The Flea is presenting six plays by six authors, each with some reference to the recession. The actors are drawn from The Flea’s “Bats,” the young, capable and energetic actors of their resident company — you find yourself hoping for a good show at least as much for them as for yourself, but it doesn’t happen. For most of the plays, the link to the recession is so synthetic it doesn’t matter. The plays don’t matter much either, which is too bad for what must have seemed like a good idea.
Classic Kitchen Timer by Adam Rapp is based around a kill or be killed bargain. A character out of work is offered $25,000 to murder a baby or herself be murdered. If someone “in the audience” prevents her from killing the baby in a set time, she’ll killed by whoever interferes, which occurs, leading to the bargain being reset for him — kill the baby and make a lot of money or be killed, and so on … The situation is so bizarre that it doesn’t illuminate the lives of those out of work because of the recession (or for any other reason).
Fucked shows Itamar Moses’ keen ear for the dialog of contemporary relationships as in his enjoyable Love Stories at The Flea, reviewed here February 2009. There are similar amusing moments in this one, but nothing really happens: the girl leaves but that’s a foregone conclusion, and it’s also obvious from the start that the guy doesn’t care. A phone conversation reveals that the guy’s dad has lost money in commodities but that doesn’t figure in the play and so seems squeezed in to fit the recession theme.
In New York Living, Thomas Bradshaw returns to his loveless couples breaking up and recoupling — what difference does it make who as long as there’s a live body and some sex? In his recently produced The Bereaved, reviewed in September, this theme had a political purpose — it was the engine that drove a revolutionary parable. Here, the “issues” between the couples are childishly prurient with much ado about erections, and the mechanical breakups and recouplings have no purpose at all, like the plot of Cosi Fan Tutte without the music. Needing a place to live figures but — boom or bust — that’s always true for young actors in New York City.
Severed by Erin Courtney is a conversation between two people on a bench in which the young man, in a fine suit, is out of work but optimistic, and the young woman, who seems briefly attracted to him, leaves for her job with preschoolers wearing as she does for work a huge over-the-head bulbous eunuch’s mask.
In Recess by Sheila Callaghan, insane people mill around an open area as in a classic Bedlam.
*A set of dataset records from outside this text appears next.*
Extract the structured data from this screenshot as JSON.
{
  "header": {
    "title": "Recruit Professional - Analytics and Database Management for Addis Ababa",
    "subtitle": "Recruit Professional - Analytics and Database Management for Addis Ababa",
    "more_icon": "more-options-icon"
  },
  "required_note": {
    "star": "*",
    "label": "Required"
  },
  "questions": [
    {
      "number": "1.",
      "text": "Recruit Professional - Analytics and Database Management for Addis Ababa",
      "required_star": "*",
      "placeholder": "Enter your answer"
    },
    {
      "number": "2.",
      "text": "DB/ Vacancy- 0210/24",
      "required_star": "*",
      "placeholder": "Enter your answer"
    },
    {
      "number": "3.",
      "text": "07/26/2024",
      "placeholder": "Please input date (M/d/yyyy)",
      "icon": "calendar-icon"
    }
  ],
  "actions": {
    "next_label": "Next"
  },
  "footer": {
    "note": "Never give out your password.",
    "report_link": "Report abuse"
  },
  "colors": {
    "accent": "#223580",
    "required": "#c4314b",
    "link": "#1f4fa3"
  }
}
One lies dead and another’s dead by the end from compulsive exercise and anorexia, while a couple plays footsies, men fight, and the group eats a meager meal while imagining better fare. So many people appear nude in Recess that by the end it’s totally clear that there’s a difference between male and female anatomies but then that’s not news. Recess, the program says, takes place in an “apocalyptic near future when the bottom has indeed fallen out” but you wouldn’t know if you hadn’t read it.
Unum by Will Eno, about the mighty and not-so-mighty dollar, develops slowly and stiffly and with empty pauses between episodes, until finally it reaches a truly affecting passage when a mother with Alzheimer’s is moved to a care facility because of the squeeze on living space.
Two performances stand out among many good ones. In Classic Kitchen Timer, Nick Maccarone is wry and balletic as a Host, really a Master of Ceremonies in the style of Joel Grey in Cabaret (though the role seems pointless in connection with the play). Jessica Pohly in Fucked has a terrific comic delivery while conveying genuine feeling, like Carol Burnett.
The Great Recession plays at The Flea Theater in NYC’s Tribeca through December 30.

Dorien Makhloghi and Jessica Pohly in Fucked by Itamar Moses
Photo: Courtesy of The Flea Theater
I agree – the young talent deserves and needs much better material. It is also very disappointing that the Flea, which has given us so much excellent theater in the past, has seen fit to invest in these six very sketchy skits. However,” Hope springs eternal in the human breast”!